Eyelight Therapy

EYELIGHT THERAPY

 

Stimulation of the eye with light affects the contra-lateral (opposite) hemisphere of the brain. A new therapy now in Bobcaygeon uses advanced glasses with four lights in each eye and different color lenses. If the right eye is non-dominant(weak eye), Eyelights will affect the left side of the brain or the analytical portion of the brain. If the left eye is non-dominant, Eyelights will affect the right side or a creative portion of your thought processes.

With Eyelights you have a choice of settings for either the right or left eye. THE NON-DOMINANT EYE IS THE SIDE THAT ALWAYS GETS THE THERAPY. If the lights are blinking brighter on the upper row, it will affect the temporal lobe (mentality/emotionality) of the brain greater. If the lights are blinking brighter on the bottom row, it will affect the parietal lobe (sensory/motor) greater.

What is Happening on the Inside?

Upon fatigue, the non-dominant eye lateralizes. When this occurs, it causes the brain to suppress the input that would normally be entering the brain. One eye stays dominant (looking at you), while the non-dominant eye lateralizes (looks at the doorknob). The brain is not able to look in two different directions and maintain input or focused thought processes. Since it is looking at two different objects, the brain will suppress the input from the non-dominant eye, recognizing only the information from the dominant eye. When this occurs, the rods and cones of the eye are not being brought up to the threshold and you get Into a “use it or lose it” cycle. By stimulating the visual system you get global excitation of the brain. This is evidenced with an elevation in a production of hormones and neurotransmitters, such as dopamine, Epinephrine, and serotonin.

Muscle Testing

After identifying the non-dominant eye we are now able to see what occurs in the neurological model as well as the mechanical model. A good way to show both is by muscle testing. The convergence test that you used to identify the non-dominant eye actually causes inhibition of the muscles globally. Immediately after performing the convergence test, have the patient hold both arms out in front of their body, at shoulder level. Push down on the person’s arms and have them resist against the pressure (group muscle test). You will notice that the muscles will become weak as the patient easily succumbs to the pressure you have applied.

Have the patient put on their Eyelights with the lights blinking on their non-dominant eye? Wait through two or three sequences of the flashing lights and retest the group muscles again. You should now see that the muscles are facilitated or strong.

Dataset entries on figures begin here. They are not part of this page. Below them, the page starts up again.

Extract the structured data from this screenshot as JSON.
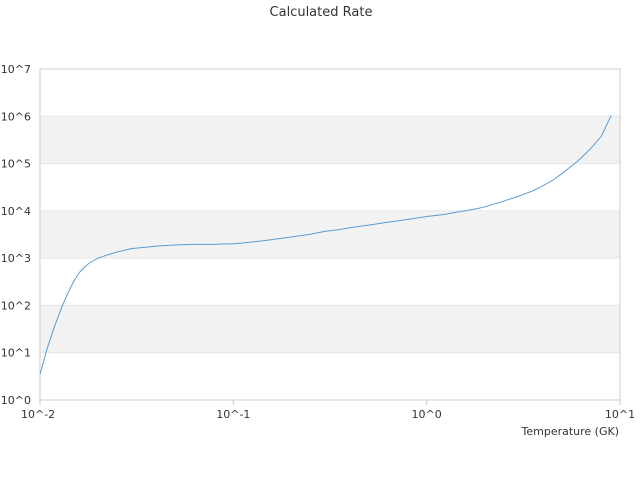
{
  "chart_data": {
    "type": "line",
    "title": "Calculated Rate",
    "xlabel": "Temperature (GK)",
    "ylabel": "",
    "x_scale": "log",
    "y_scale": "log",
    "xlim": [
      0.01,
      10
    ],
    "ylim": [
      1,
      10000000
    ],
    "x_ticks": [
      {
        "value": 0.01,
        "label": "10^-2"
      },
      {
        "value": 0.1,
        "label": "10^-1"
      },
      {
        "value": 1,
        "label": "10^0"
      },
      {
        "value": 10,
        "label": "10^1"
      }
    ],
    "y_ticks": [
      {
        "value": 1,
        "label": "10^0"
      },
      {
        "value": 10,
        "label": "10^1"
      },
      {
        "value": 100,
        "label": "10^2"
      },
      {
        "value": 1000,
        "label": "10^3"
      },
      {
        "value": 10000,
        "label": "10^4"
      },
      {
        "value": 100000,
        "label": "10^5"
      },
      {
        "value": 1000000,
        "label": "10^6"
      },
      {
        "value": 10000000,
        "label": "10^7"
      }
    ],
    "grid": "alternating horizontal bands",
    "legend": "none",
    "colors": {
      "line": "#5b9bd5",
      "band": "#f2f2f2",
      "axis": "#cccccc",
      "text": "#333333"
    },
    "series": [
      {
        "x": [
          0.01,
          0.011,
          0.012,
          0.013,
          0.014,
          0.015,
          0.016,
          0.017,
          0.018,
          0.02,
          0.022,
          0.025,
          0.028,
          0.03,
          0.035,
          0.04,
          0.045,
          0.05,
          0.06,
          0.07,
          0.08,
          0.09,
          0.1,
          0.12,
          0.15,
          0.18,
          0.2,
          0.25,
          0.3,
          0.35,
          0.4,
          0.45,
          0.5,
          0.6,
          0.7,
          0.8,
          0.9,
          1.0,
          1.2,
          1.5,
          1.8,
          2.0,
          2.5,
          3.0,
          3.5,
          4.0,
          4.5,
          5.0,
          6.0,
          7.0,
          8.0,
          9.0
        ],
        "y": [
          3.5,
          14,
          40,
          95,
          190,
          330,
          500,
          650,
          790,
          1000,
          1150,
          1350,
          1500,
          1600,
          1700,
          1800,
          1850,
          1900,
          1950,
          1950,
          1950,
          2000,
          2000,
          2150,
          2400,
          2650,
          2800,
          3200,
          3700,
          4000,
          4400,
          4700,
          5000,
          5600,
          6100,
          6600,
          7100,
          7600,
          8300,
          9700,
          11000,
          12200,
          16000,
          20500,
          26000,
          34000,
          45000,
          61000,
          110000,
          200000,
          380000,
          1050000
        ]
      }
    ]
  }
}
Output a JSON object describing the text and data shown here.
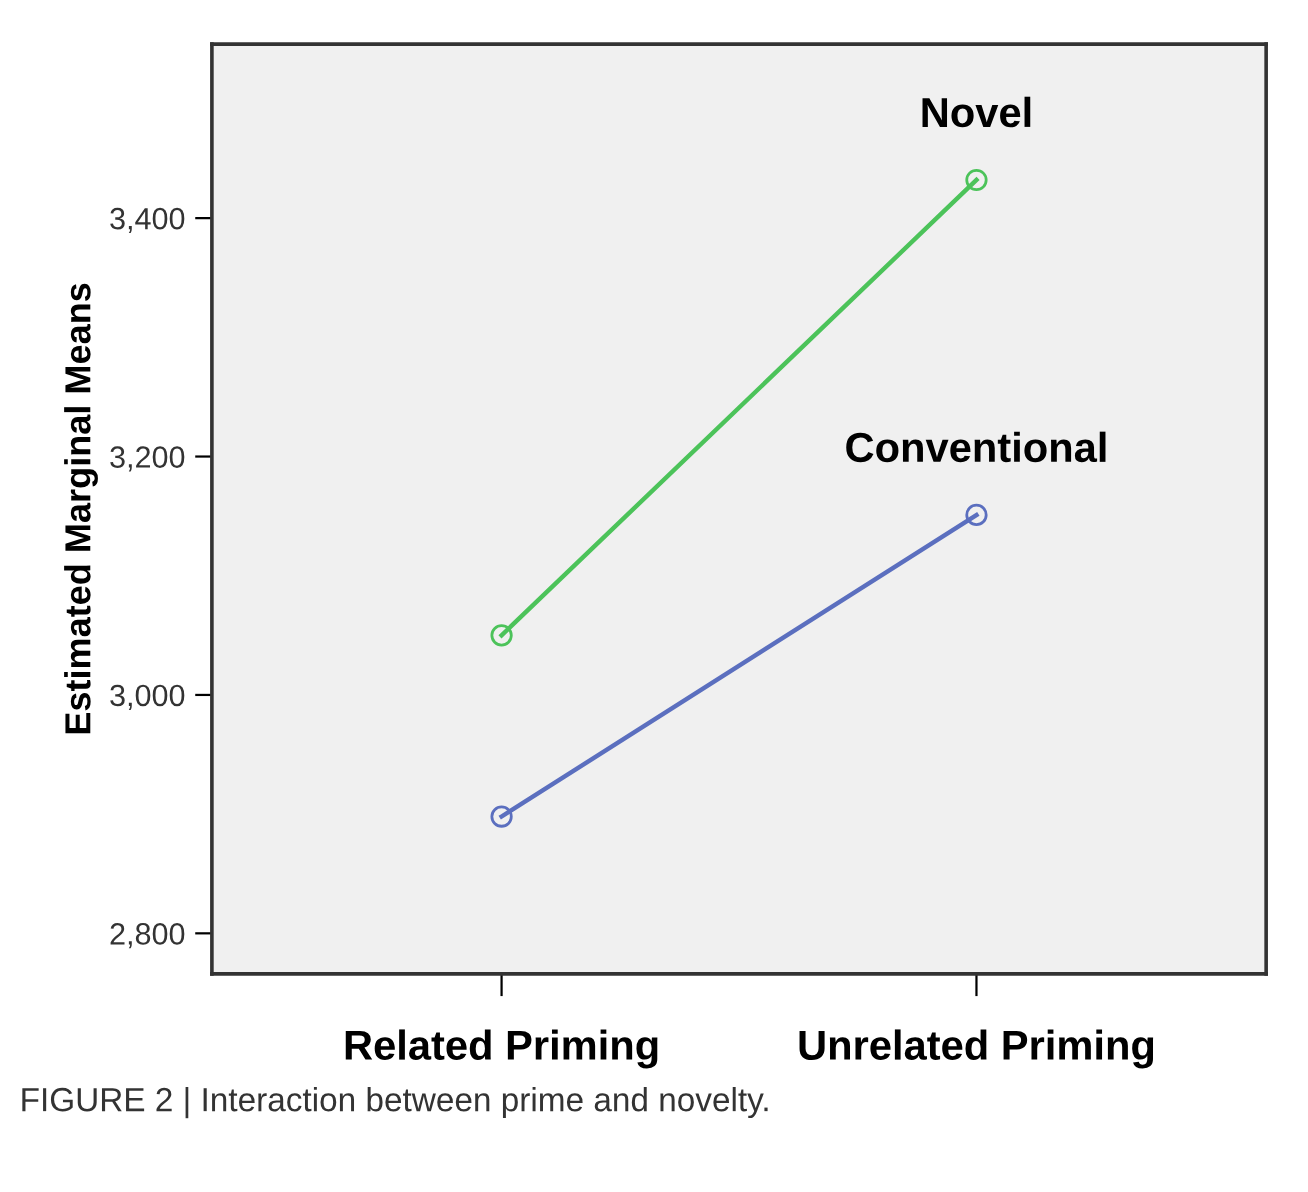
{
  "chart_data": {
    "type": "line",
    "ylabel": "Estimated Marginal Means",
    "categories": [
      "Related Priming",
      "Unrelated Priming"
    ],
    "series": [
      {
        "name": "Novel",
        "color": "#4cc35a",
        "values": [
          3050,
          3432
        ]
      },
      {
        "name": "Conventional",
        "color": "#5b6fbf",
        "values": [
          2898,
          3151
        ]
      }
    ],
    "ylim": [
      2766,
      3546
    ],
    "yticks": [
      {
        "value": 2800,
        "label": "2,800"
      },
      {
        "value": 3000,
        "label": "3,000"
      },
      {
        "value": 3200,
        "label": "3,200"
      },
      {
        "value": 3400,
        "label": "3,400"
      }
    ],
    "marker": "circle",
    "line_style": "solid",
    "grid": false,
    "legend": false,
    "annotations": [
      "FIGURE 2 | Interaction between prime and novelty."
    ]
  }
}
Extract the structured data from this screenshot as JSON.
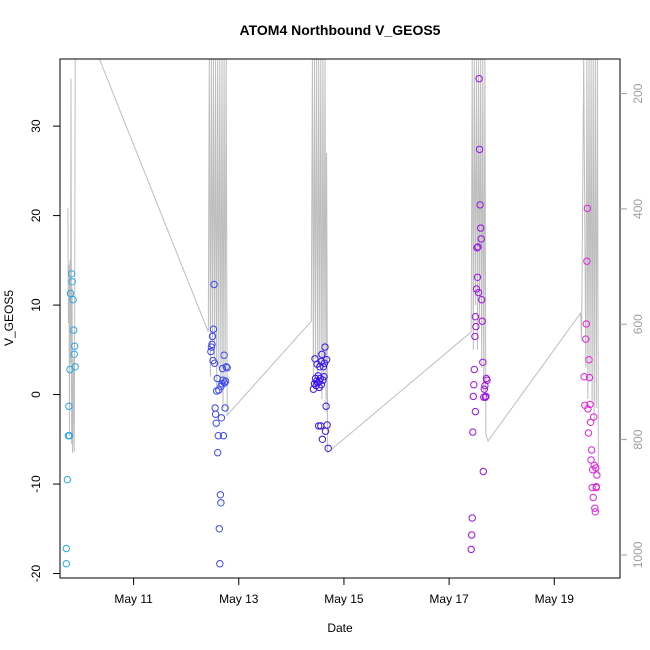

What is the Effect on the Motor System?

When you lose input from the medial rectus muscles, you essentially decrease input to the erector spinae muscle group of the spinal column. This occurs in a homologous column (on the same side as the weak medial rectus muscle or non-dominant eye), and you will see rotational components of the spinal structures. On the side of medial rectus weakness, you will see hypotonic (decreased tone) musculature. The opposite occurs on the dominant side, where you will see increased tone or hypertonic musculature. Spinal rotations away from the side of non-dominance are what you should find upon palpation and x-ray examination.

Top Row vs. Bottom Row

The parietal lobe of the brain deals with sensory (input) and motor (output). A patient with motor problems such as Parkinson’s, tremors, MS, ALS, stability problems, sensory integration problems, numbness, or atrophy would benefit from the bottom row of lights blinking brighter. Athletes would also benefit from the bottom row of lights blinking brighter in order to increase physical performance.

The temporal lobe of the brain deals with emotionality and mentality. If one has problems such as ADD, dyslexia, memory problems, speech and hearing problems, learning difficulties, forgetfulness, dementia, cloudy thought processes, or depression, he would benefit from the top row of lights blinking brighter.

Protocol for Wearing Eyelights

Mental Function

When wearing Eyelights in order to increase mental function, lights should be blinking on the non-dominant eye with the TOP row of lights blinking brighter.

When the lights are programmed with the top row blinking brighter, you must limit how long the glasses are being worn during each session. While Eyelights can be worn 3-4 times a day, you should avoid wearing them for more than 20-30 minutes each time. If a patient experiences headaches or eye fatigue, this may mean that they have worn the glasses for too long, and they should lessen the length of time during the next session.

Physical Function

When wearing Eyelights in order to increase physical performance or motor function, lights should be blinking on the non-dominant eye with the BOTTOM row of lights blinking brighter.

You may use the same protocol listed above. However, once a patient has reached the standard protocol of 15-20 minute intervals, glasses can be worn for extended periods of time. As long as lights are blinking brighter on the bottom, they can be worn the entire duration of practice, workout, game, etc.

Patients with Neurological Damage

Patients who have experienced strokes, seizures or other neurological damage should have a modified protocol. Each patient should be evaluated on an individual basis as to whether Eyelights are an appropriate therapeutic device for their particular disorder.

The patient should start out at 1-minute intervals 2-3 times per day. A duration may be increased over time, not to exceed 10 minutes per session.